Zak Ruggiero

Personal information
- Date of birth: 9 January 2001 (age 25)
- Place of birth: Bishop Auckland, England
- Height: 1.74 m (5 ft 9 in)
- Position: Forward

Team information
- Current team: Crotone
- Number: 83

Youth career
- 0000–2019: Crotone

Senior career*
- Years: Team / Apps / (Gls)
- 2019–2022: Crotone / 2 / (0)
- 2020–2021: → Pro Vercelli (loan) / 0 / (0)
- 2021: → Pro Sesto (loan) / 7 / (0)
- 2021–2022: → Lucchese (loan) / 9 / (1)
- 2022–2025: Cerignola / 79 / (5)
- 2025–2026: Trapani / 13 / (1)
- 2025–2026: → Cerignola (loan) / 28 / (3)
- 2026–: Crotone / 2 / (0)

= Zak Ruggiero =

English-born Italian footballer

Zak Ruggiero (born 9 January 2001) is an English-Italian professional footballer who plays as a forward for club Crotone.

==Career==
On 11 September 2019, Ruggiero signed his first professional contract with Crotone for a term of 5 years.

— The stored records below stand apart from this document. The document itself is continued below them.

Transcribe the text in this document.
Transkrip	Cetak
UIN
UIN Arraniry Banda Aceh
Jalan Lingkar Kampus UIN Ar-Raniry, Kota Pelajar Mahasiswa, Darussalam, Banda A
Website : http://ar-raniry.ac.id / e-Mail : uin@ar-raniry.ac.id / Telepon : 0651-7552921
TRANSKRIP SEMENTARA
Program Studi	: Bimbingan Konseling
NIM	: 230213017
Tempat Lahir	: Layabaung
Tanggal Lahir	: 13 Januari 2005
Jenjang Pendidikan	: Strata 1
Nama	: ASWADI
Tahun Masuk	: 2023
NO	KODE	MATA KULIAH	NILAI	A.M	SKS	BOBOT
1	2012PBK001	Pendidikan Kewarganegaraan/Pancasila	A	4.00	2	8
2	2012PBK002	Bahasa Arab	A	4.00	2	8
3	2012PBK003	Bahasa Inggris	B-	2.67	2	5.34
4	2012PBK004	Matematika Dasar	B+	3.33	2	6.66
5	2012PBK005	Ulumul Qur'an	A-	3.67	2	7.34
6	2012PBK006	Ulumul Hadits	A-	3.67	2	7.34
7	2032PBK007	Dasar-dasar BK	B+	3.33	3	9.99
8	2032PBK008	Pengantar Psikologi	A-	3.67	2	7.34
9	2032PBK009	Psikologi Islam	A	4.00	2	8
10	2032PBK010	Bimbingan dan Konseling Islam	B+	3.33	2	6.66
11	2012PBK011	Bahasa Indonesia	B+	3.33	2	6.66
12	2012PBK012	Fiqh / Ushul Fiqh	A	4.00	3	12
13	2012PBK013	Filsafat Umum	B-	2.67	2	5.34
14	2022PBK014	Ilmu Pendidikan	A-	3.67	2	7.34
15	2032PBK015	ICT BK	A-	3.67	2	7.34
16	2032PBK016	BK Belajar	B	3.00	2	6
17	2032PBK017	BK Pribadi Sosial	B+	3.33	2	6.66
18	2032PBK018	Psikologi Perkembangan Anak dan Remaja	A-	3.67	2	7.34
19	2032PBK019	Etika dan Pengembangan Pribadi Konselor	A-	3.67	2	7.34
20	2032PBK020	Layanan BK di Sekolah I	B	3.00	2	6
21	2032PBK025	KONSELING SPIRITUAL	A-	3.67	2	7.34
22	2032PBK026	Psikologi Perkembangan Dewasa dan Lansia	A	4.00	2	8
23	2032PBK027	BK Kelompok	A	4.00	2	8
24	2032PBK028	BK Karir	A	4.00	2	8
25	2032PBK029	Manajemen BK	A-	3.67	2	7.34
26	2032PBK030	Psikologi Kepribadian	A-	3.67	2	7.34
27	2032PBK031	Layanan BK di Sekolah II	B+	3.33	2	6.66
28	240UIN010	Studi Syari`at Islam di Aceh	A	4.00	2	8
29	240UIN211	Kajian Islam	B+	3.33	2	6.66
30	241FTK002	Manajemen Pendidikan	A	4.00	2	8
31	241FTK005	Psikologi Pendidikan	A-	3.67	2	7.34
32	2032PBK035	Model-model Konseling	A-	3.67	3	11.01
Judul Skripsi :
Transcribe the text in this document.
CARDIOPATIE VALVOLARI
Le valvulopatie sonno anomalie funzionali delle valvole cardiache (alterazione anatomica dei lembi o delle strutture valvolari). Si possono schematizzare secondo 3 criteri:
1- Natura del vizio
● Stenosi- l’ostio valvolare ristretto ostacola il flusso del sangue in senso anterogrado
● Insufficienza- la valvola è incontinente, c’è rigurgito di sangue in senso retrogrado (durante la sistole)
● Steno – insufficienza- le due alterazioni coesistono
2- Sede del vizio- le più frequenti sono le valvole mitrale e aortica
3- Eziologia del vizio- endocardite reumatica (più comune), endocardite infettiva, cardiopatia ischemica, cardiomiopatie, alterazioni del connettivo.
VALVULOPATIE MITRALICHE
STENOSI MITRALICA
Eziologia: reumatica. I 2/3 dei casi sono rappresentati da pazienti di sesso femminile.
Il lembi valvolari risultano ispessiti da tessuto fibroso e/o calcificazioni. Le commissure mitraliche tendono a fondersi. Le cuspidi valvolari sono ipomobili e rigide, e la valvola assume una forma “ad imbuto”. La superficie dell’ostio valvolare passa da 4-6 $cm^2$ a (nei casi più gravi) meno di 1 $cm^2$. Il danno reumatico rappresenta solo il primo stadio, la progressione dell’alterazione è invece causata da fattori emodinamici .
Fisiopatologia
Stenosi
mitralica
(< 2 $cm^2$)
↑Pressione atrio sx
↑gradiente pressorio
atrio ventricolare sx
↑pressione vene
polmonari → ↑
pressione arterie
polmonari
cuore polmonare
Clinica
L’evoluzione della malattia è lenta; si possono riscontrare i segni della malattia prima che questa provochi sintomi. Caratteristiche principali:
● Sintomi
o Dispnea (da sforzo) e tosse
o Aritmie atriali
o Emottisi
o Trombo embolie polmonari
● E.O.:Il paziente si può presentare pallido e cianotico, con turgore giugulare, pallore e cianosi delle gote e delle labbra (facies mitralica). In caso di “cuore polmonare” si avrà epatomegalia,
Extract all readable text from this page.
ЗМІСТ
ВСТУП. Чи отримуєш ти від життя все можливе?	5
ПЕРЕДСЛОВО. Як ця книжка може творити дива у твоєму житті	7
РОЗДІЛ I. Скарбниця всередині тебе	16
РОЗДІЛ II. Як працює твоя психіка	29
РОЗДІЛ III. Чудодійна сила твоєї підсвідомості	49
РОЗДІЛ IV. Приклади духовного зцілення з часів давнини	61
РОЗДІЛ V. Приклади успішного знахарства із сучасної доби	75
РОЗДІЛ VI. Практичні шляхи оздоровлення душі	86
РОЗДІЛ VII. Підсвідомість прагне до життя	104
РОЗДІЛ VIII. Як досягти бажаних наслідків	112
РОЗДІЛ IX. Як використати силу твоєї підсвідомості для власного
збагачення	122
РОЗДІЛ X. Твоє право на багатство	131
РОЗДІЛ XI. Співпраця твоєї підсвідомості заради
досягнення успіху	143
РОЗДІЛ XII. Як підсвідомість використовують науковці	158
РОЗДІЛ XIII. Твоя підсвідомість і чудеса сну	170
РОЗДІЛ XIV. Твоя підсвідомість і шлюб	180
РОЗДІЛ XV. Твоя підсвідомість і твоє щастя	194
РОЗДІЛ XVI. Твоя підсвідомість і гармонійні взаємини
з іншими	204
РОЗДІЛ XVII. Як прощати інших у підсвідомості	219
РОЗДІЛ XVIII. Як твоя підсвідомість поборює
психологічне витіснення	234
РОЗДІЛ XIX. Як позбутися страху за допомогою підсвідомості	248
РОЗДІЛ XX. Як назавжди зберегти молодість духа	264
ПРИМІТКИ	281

He made his Serie B debut for Crotone on 29 December 2019, in a game against Trapani. He came on in place of Junior Messias who was substituted in the 85th minute.

On 25 September 2020, Ruggiero was loaned to Serie C club Pro Vercelli. On 1 February 2021, he was sent on another loan to fellow Serie C side Pro Sesto.

On 31 August 2021, Ruggiero was loaned to Lucchese, again in Serie C.

On 26 July 2022, he signed for Cerignola.

==Personal life==
His father, Giorgio Ruggiero, is Italian and his mother English. He was born in England but moved to Crotone a few months later.